И с тех самых пор не было больше в Холмогорах князей, прекратились война и междоусобицы. И правил страной справедливый закон, а не мятежный вождь, который, возбуждаемый страстью к приобретению власти и богатства, прибегает к насилию и в одну минуту делается палачом и деспотом.

И жили люди в Холмогорах с тех самых пор промеж себя в мире и согласии.

Глава 1. В холмогорской харчевне


В Холмогорах в те далекие времена, от которых сегодня не осталось и следа, а сохранились одни легенды да присказки, было по меньше мере двадцать харчевен. Если жить в городе, то можно было быть спокойным: от голода не умрешь. В харчевнях подавали обычные, но непременно свежие кушанья: щи, кашу на конопляном масле, жареного поросенка, мягкий белый хлеб, кисель – словом, все то, что привычно есть человеку с хорошим аппетитом.

В одной такой харчевне за столом, стоявшем во дворе рядом с плотным плетнем, сложенным из покрасневшего на солнце хвороста, сидели двое членов городского совета или дьяков, как называют их в Холмогорах, но, впрочем, так их называют и в других городах, например, в Медыне или в Глухове, и даже, наверное, в селах.

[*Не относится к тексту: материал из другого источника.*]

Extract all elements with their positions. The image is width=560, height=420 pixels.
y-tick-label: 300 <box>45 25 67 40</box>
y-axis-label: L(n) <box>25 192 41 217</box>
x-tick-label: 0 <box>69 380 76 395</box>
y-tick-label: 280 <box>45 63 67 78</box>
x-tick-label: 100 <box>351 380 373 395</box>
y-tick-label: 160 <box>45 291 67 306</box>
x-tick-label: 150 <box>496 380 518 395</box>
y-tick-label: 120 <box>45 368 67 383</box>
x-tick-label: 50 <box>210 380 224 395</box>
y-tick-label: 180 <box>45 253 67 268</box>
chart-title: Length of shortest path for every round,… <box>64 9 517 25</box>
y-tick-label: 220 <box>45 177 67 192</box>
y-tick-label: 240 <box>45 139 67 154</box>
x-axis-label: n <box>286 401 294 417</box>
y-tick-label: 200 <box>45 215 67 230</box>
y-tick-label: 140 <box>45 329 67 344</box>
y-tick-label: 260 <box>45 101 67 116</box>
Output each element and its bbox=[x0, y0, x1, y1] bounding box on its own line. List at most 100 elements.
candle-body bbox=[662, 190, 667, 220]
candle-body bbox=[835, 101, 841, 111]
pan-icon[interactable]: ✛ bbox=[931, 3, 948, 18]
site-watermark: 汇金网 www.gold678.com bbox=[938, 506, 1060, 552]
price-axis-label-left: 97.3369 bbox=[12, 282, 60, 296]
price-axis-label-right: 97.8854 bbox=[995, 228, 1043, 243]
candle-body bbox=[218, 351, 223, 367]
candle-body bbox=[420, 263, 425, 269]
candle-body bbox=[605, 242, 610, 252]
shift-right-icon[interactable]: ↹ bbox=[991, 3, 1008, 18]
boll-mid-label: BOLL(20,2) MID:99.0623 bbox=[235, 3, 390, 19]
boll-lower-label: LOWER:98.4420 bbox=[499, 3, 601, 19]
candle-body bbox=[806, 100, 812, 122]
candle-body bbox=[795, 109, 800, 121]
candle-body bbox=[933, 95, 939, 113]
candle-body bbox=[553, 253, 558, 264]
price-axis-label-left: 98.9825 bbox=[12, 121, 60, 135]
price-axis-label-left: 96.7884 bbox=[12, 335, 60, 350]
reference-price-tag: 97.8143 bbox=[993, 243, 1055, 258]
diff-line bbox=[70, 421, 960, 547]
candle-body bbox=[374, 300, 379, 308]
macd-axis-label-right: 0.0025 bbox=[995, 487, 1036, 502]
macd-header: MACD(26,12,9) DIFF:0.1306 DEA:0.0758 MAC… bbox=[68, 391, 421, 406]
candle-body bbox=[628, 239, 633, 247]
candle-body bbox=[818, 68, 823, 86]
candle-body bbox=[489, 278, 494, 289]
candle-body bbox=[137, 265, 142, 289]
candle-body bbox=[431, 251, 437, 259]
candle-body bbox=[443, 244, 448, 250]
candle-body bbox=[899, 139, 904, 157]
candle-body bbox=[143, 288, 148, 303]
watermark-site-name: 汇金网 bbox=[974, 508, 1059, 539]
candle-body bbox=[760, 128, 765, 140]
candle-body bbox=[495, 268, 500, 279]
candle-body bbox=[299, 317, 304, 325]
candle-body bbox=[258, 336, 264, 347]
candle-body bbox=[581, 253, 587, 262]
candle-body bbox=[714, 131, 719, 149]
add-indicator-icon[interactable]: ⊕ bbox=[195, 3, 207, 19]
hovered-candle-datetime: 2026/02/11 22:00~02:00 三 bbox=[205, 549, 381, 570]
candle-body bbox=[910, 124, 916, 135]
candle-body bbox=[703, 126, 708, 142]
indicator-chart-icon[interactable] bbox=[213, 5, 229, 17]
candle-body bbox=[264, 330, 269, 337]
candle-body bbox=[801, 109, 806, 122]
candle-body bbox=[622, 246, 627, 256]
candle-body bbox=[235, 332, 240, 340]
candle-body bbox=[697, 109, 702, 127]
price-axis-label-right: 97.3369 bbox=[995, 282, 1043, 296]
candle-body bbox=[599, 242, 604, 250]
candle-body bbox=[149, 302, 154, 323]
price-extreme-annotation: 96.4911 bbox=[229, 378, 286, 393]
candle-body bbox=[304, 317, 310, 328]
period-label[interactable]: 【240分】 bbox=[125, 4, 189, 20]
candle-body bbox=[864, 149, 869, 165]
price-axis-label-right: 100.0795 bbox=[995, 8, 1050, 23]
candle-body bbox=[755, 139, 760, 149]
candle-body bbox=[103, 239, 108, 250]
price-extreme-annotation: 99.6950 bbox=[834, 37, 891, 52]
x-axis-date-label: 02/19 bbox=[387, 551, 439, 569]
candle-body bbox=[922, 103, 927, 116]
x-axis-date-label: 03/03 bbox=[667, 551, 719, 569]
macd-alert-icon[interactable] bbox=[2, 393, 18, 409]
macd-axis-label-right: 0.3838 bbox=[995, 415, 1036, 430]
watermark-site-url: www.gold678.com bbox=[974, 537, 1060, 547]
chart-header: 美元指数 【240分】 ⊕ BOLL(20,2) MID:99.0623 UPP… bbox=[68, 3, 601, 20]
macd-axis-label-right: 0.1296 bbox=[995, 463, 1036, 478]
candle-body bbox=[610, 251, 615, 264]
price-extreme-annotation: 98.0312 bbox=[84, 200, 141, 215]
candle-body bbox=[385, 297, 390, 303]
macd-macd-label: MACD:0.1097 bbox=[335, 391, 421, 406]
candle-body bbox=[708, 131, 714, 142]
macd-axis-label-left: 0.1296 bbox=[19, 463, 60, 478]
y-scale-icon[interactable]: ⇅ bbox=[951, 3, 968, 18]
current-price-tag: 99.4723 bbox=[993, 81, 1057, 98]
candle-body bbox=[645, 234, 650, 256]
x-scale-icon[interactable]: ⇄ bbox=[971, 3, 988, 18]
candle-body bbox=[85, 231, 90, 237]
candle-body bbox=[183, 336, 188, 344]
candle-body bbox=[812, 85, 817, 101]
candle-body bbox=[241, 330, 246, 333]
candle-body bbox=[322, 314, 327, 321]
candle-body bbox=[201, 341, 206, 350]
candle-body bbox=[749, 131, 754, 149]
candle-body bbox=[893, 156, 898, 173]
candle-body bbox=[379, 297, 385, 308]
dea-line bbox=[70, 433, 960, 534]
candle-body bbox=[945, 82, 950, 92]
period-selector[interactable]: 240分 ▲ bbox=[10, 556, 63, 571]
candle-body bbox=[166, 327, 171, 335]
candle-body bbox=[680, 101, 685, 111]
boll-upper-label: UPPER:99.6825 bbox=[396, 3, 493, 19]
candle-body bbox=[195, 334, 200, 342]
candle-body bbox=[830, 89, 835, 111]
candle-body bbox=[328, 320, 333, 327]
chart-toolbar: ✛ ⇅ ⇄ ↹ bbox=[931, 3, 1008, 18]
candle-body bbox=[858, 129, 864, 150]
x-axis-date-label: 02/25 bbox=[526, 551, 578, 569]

Дьяки эти были – Иван Григорьев и Томило Васильев.

Народу в заведении было мало. Июльское солнце пекло неимоверно, деревья за оградой замерли в раскаленной полуденной тишине, шепот листьев утих, все живое затаилось и замолкло. Птицы не пели, комары не пищали, куры нахохлившись и топорща дыбом перья сидели в сухой горячей пыли и щурили подслеповатые глаза. Редкие посетители прятались под навесом, или шли внутрь. Там хозяйка открыла настежь двери и окна в отчаянном желании устроить сквозняк и охладить неподвижный горячий воздух.

На дьяков никто не обращал внимания. Только двое мужиков, проходивших мимо кабака, сделали одно замечание, больше касающееся, впрочем, заказанного дьяками, чем их самих. «Экая, братец ты мой, кузница сегодня, – заметил один из них, рослый мужичина с продолговатым лицом и длинным кривым носом, – Печет и печет,  как в аду. Квасу бы студеного в тенечке выпить. Слышишь?» – «Отчего бы не выпить», – отвечал ему второй, лицом похожий на извозчика. – «Или чаю холодного?» – «Можно и чаю». Тем разговор и кончился.

У Ивана Григорьева было румяное лицо и внушительный живот, такой, что захоти его обладатель соединить на поверхности руки, он бы не имел на это никакой возможности. Томило Васильев был бледен и тощ, как скелет от селедки, и являл собой полную противоположность Григорьева. Он утром возвратился из Медыни, куда ездил по казенной надобности. В Холмогорах его не было два месяца, и Григорьев рассказывал, что приключилось в его отсутствие. Васильев в ответ делился впечатлениями от поездки.

– Слава богу, доехал, – говорил иногда сиплым баском Томило, поглядывая на Васильева. – В Медыне все по-старому, и князь тамошний все то же самое. Недоимки в городе запущены, а у правителя одно легкомыслие на уме.

– А Плешаков Гаврила как поживает?

– А кто таков Плешаков?

– Боярин из Медыни, двор у него рядом с Бобровым.

– Нет, не слыхал, нет в Медыне такого боярина.

– Куда ж он подевался? А кто там есть?

– Палкин, Ахмыл, Богдашкин, Гораздов, Сом Торчин, Кукша.

– Надо же, ни одного не знаю… Почтенные люди иль нет?

– Прекрасные все люди, уважаемые обществом. Гораздов даже шубой с княжеского плеча подарен.

– А я тебе имею сообщить известие. Неприятная история с нами приключалась: мастер-зодчий едва не помер.